One activity we did have to perform that we could only simulate in the pool was the Controlled Emergency Swimming Ascent (CESA). In the pool, we had to swim horizontally across the pool in order that we could cover the 10 metre distance. This was another of those activities that I had to attempt twice as the first time I blew out too much air and had to take a breath halfway, which kind of defeats the object!
Performing the CESA in open water did have me nervous, but Sarah assured us that it would be a lot easier as we would be rising vertically and so the changes in pressure would make it feel like we had lots of air to expel. Logical. Rational. Absolutely physical science. But until I'd done it and known what it felt like, I was still going to be nervous about it.
I need not have worried!
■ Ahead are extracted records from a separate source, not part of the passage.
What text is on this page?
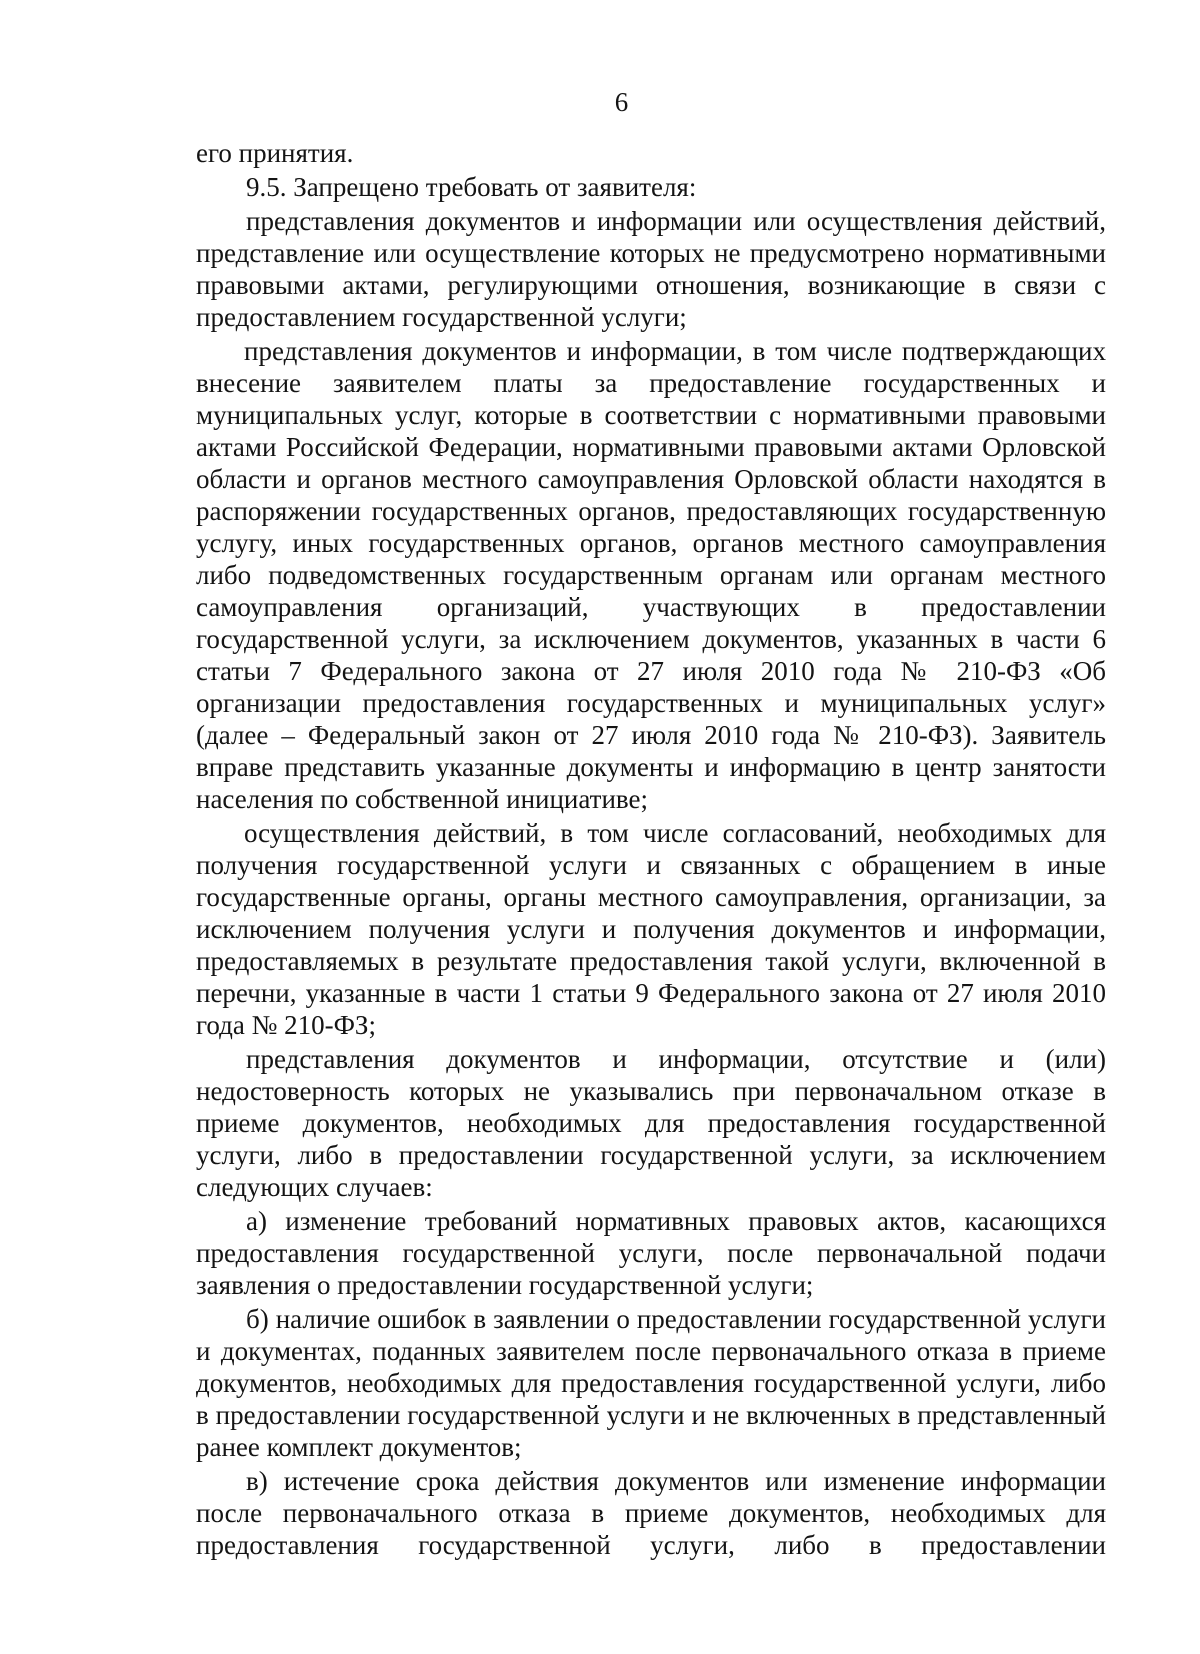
6

его принятия.

9.5. Запрещено требовать от заявителя:

представления документов и информации или осуществления действий, представление или осуществление которых не предусмотрено нормативными правовыми актами, регулирующими отношения, возникающие в связи с предоставлением государственной услуги;

представления документов и информации, в том числе подтверждающих внесение заявителем платы за предоставление государственных и муниципальных услуг, которые в соответствии с нормативными правовыми актами Российской Федерации, нормативными правовыми актами Орловской области и органов местного самоуправления Орловской области находятся в распоряжении государственных органов, предоставляющих государственную услугу, иных государственных органов, органов местного самоуправления либо подведомственных государственным органам или органам местного самоуправления организаций, участвующих в предоставлении государственной услуги, за исключением документов, указанных в части 6 статьи 7 Федерального закона от 27 июля 2010 года № 210-ФЗ «Об организации предоставления государственных и муниципальных услуг» (далее – Федеральный закон от 27 июля 2010 года № 210-ФЗ). Заявитель вправе представить указанные документы и информацию в центр занятости населения по собственной инициативе;

осуществления действий, в том числе согласований, необходимых для получения государственной услуги и связанных с обращением в иные государственные органы, органы местного самоуправления, организации, за исключением получения услуги и получения документов и информации, предоставляемых в результате предоставления такой услуги, включенной в перечни, указанные в части 1 статьи 9 Федерального закона от 27 июля 2010 года № 210-ФЗ;

представления документов и информации, отсутствие и (или) недостоверность которых не указывались при первоначальном отказе в приеме документов, необходимых для предоставления государственной услуги, либо в предоставлении государственной услуги, за исключением следующих случаев:

а) изменение требований нормативных правовых актов, касающихся предоставления государственной услуги, после первоначальной подачи заявления о предоставлении государственной услуги;

б) наличие ошибок в заявлении о предоставлении государственной услуги и документах, поданных заявителем после первоначального отказа в приеме документов, необходимых для предоставления государственной услуги, либо в предоставлении государственной услуги и не включенных в представленный ранее комплект документов;

в) истечение срока действия документов или изменение информации после первоначального отказа в приеме документов, необходимых для предоставления государственной услуги, либо в предоставлении
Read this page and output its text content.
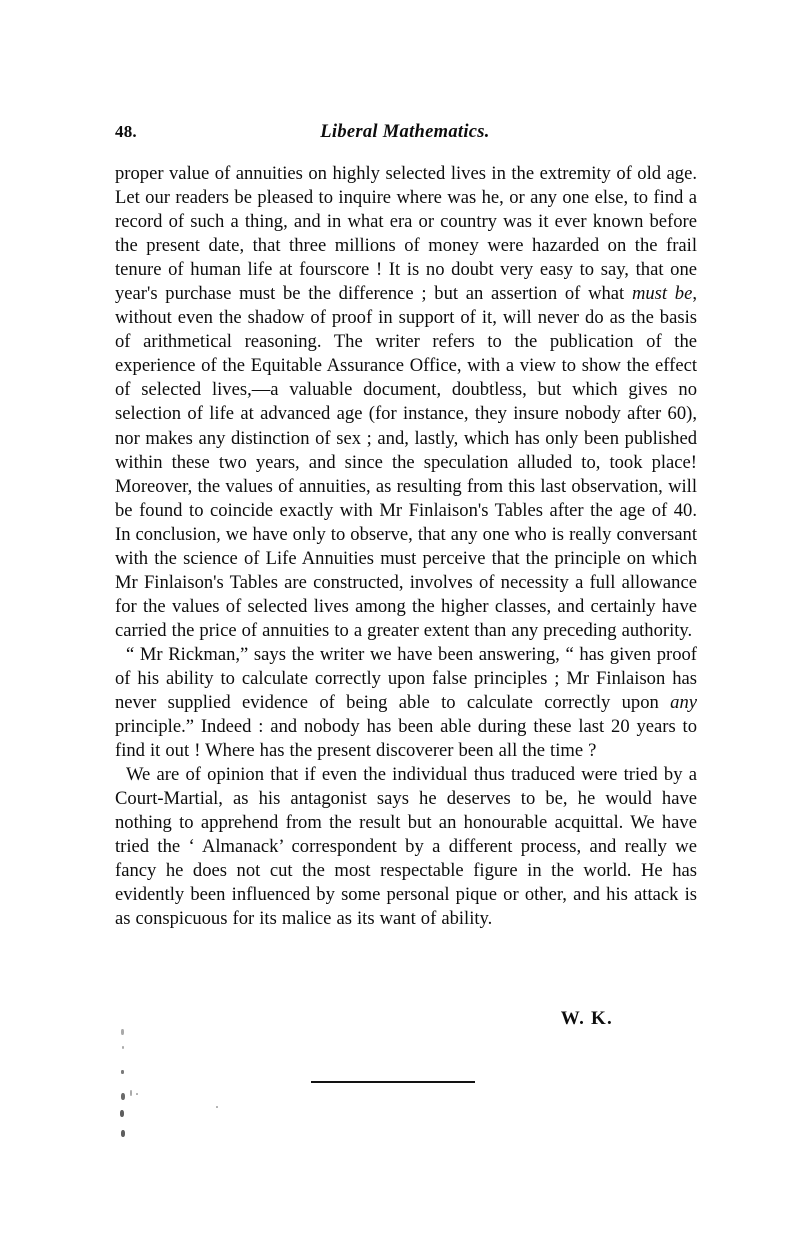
48.	Liberal Mathematics.

proper value of annuities on highly selected lives in the extremity of old age. Let our readers be pleased to inquire where was he, or any one else, to find a record of such a thing, and in what era or country was it ever known before the present date, that three millions of money were hazarded on the frail tenure of human life at fourscore ! It is no doubt very easy to say, that one year's purchase must be the difference ; but an assertion of what must be, without even the shadow of proof in support of it, will never do as the basis of arithmetical reasoning. The writer refers to the publication of the experience of the Equitable Assurance Office, with a view to show the effect of selected lives,—a valuable document, doubtless, but which gives no selection of life at advanced age (for instance, they insure nobody after 60), nor makes any distinction of sex ; and, lastly, which has only been published within these two years, and since the speculation alluded to, took place! Moreover, the values of annuities, as resulting from this last observation, will be found to coincide exactly with Mr Finlaison's Tables after the age of 40. In conclusion, we have only to observe, that any one who is really conversant with the science of Life Annuities must perceive that the principle on which Mr Finlaison's Tables are constructed, involves of necessity a full allowance for the values of selected lives among the higher classes, and certainly have carried the price of annuities to a greater extent than any preceding authority.

“ Mr Rickman,” says the writer we have been answering, “ has given proof of his ability to calculate correctly upon false principles ; Mr Finlaison has never supplied evidence of being able to calculate correctly upon any principle.” Indeed : and nobody has been able during these last 20 years to find it out ! Where has the present discoverer been all the time ?

We are of opinion that if even the individual thus traduced were tried by a Court-Martial, as his antagonist says he deserves to be, he would have nothing to apprehend from the result but an honourable acquittal. We have tried the ‘ Almanack’ correspondent by a different process, and really we fancy he does not cut the most respectable figure in the world. He has evidently been influenced by some personal pique or other, and his attack is as conspicuous for its malice as its want of ability.

W. K.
I totally understood the science behind it but actually doing it and feeling it was quite an experience.
Basically, 10 metres down, you are looking at 2 atmospheres of pressure, or 2 bar. This means that if your lungs hold 5 litres of air at the surface, then they will hold 10 litres at 10 metres (twice the capacity as there is twice the pressure), due to the pressure compressing the air. As you surface, the air in your air spaces expands, so as you ascend doing a CESA it is necessary to gently breathe out constantly so that your lungs do not over-expand.
It is a weird sensation to surface after breathing out for 10 metres and find that there is still air in your lungs and you're not squeezing out the last molecules available!!
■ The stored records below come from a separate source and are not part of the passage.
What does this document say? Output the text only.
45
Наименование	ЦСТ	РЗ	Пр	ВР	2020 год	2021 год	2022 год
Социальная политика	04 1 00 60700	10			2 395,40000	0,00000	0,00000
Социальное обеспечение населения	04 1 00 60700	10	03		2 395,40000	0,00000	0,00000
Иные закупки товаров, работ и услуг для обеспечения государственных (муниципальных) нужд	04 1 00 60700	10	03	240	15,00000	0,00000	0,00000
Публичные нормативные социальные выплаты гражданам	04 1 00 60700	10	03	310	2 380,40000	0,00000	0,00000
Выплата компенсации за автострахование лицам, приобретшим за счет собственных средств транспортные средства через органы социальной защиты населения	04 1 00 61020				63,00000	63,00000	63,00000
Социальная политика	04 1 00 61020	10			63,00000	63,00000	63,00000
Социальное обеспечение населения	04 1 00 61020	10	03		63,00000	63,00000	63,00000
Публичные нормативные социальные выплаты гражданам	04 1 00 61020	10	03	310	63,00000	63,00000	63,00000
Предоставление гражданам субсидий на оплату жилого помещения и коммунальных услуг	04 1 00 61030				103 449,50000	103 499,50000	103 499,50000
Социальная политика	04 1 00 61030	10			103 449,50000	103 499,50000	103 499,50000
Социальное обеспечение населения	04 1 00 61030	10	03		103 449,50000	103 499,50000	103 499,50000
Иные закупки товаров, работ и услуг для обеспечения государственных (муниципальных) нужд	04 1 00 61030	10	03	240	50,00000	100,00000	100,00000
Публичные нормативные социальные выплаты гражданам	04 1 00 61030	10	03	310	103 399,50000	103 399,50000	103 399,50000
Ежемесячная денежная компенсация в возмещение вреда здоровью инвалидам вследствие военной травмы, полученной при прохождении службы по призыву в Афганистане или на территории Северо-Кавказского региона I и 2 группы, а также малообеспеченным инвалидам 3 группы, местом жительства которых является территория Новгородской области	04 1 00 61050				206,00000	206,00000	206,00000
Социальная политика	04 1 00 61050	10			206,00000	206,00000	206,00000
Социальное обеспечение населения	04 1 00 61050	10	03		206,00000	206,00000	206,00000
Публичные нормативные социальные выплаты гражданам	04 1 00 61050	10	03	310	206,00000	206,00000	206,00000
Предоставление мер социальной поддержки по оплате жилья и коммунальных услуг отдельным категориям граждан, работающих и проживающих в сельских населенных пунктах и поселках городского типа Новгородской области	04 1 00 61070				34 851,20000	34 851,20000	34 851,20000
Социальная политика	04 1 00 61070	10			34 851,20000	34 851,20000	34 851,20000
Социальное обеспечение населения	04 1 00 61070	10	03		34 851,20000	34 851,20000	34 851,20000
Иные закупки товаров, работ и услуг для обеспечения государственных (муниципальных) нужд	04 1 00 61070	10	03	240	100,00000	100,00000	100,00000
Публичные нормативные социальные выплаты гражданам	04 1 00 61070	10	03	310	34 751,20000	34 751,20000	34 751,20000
With two dives out of the way, and getting more understanding of the recreational dive planners, we all headed back to the dive centre to wash our kit off and head out for the night.
Dive Course: Final Day
For the final day of the course, we were heading out on the Mahy Tours boat to undertake the last two open water dives and to do an excursion dive at White Knights, Ras Bob and The Tower, respectively.
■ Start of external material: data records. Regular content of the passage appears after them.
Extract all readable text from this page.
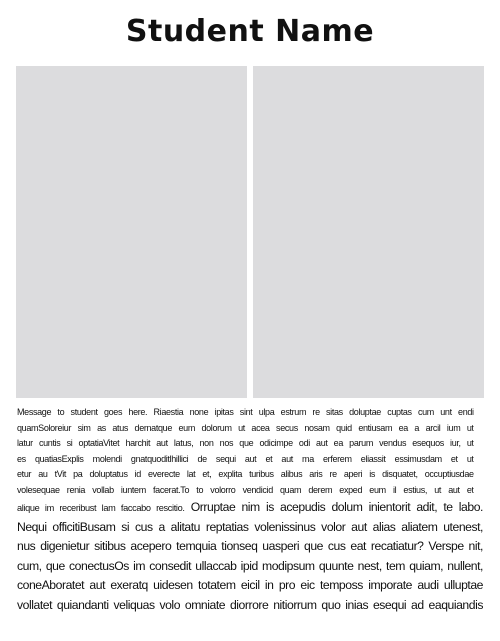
Student Name
Message to student goes here. Riaestia none ipitas sint ulpa estrum re sitas doluptae cuptas cum unt endi
quamSoloreiur sim as atus dernatque eum dolorum ut acea secus nosam quid entiusam ea a arcil ium ut
latur cuntis si optatiaVitet harchit aut latus, non nos que odicimpe odi aut ea parum vendus esequos iur, ut
es quatiasExplis molendi gnatquoditlhillici de sequi aut et aut ma erferem eliassit essimusdam et ut
etur au tVit pa doluptatus id everecte lat et, explita turibus alibus aris re aperi is disquatet, occuptiusdae
volesequae renia vollab iuntem facerat.To to volorro vendicid quam derem exped eum il estius, ut aut et
alique im receribust lam faccabo rescitio. Orruptae nim is acepudis dolum inientorit adit, te labo.
Nequi officitiBusam si cus a alitatu reptatias volenissinus volor aut alias aliatem utenest,
nus digenietur sitibus acepero temquia tionseq uasperi que cus eat recatiatur? Verspe nit,
cum, que conectusOs im consedit ullaccab ipid modipsum quunte nest, tem quiam, nullent,
coneAboratet aut exeratq uidesen totatem eicil in pro eic temposs imporate audi ulluptae
vollatet quiandanti veliquas volo omniate diorrore nitiorrum quo inias esequi ad eaquiandis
I honestly can't remember too much from these dives insofar as what we saw where as I have to confess that I was still in awe of the whole thing. All those fish and coral!
Although for the first two dives we were still doing our skills training, such as surface and underwater straight-line navigation, further mask removal and fin pivots, as well as surface BCD/tank removal and replacement, Sarah did allow us to take our little Fujifilm cameras so that we could take pics at the times where we were doing some swimming about.
It was on these dives that Cat joined us from Video Bubbles who video'd the dive for all of those on the boat, though she did tend to focus on us newbies as we were actually doing activities which made for more interesting filming, so we ended up with a rather personalised video of our final dives, albeit a bit on the expensive side!
After getting out of the water after the dive at Ras Bob, Sarah then congratulate each of us on becoming divers. Oh, wow!!
I never thought I would actually get through the course but to then be congratulated on a successful completion, I did have a bit of an emotional moment and got a bit shaky, but felt so ecstatic.
Then we had an option. Sarah approached us to say that we could either do the excursion dive or we could join them for a night dive. I did like the idea of a night dive as we had heard it was beautiful down their at night, but I knew that if I did, there was no way I would be in any condition to do the two adventure dives that Pygmie also wanted to do the next day.
So, I opted for the excursion dive. I know Pygmie wanted to do the night dive and I feel bad for that, but there is plenty of time to get it in. We don't have to cram it all in now :-)
Our final day of the course then, was finished off nicely with a dive at The Tower, no skills tests or activities, just a straightforward dive where we could take in the sights and photograph the fish.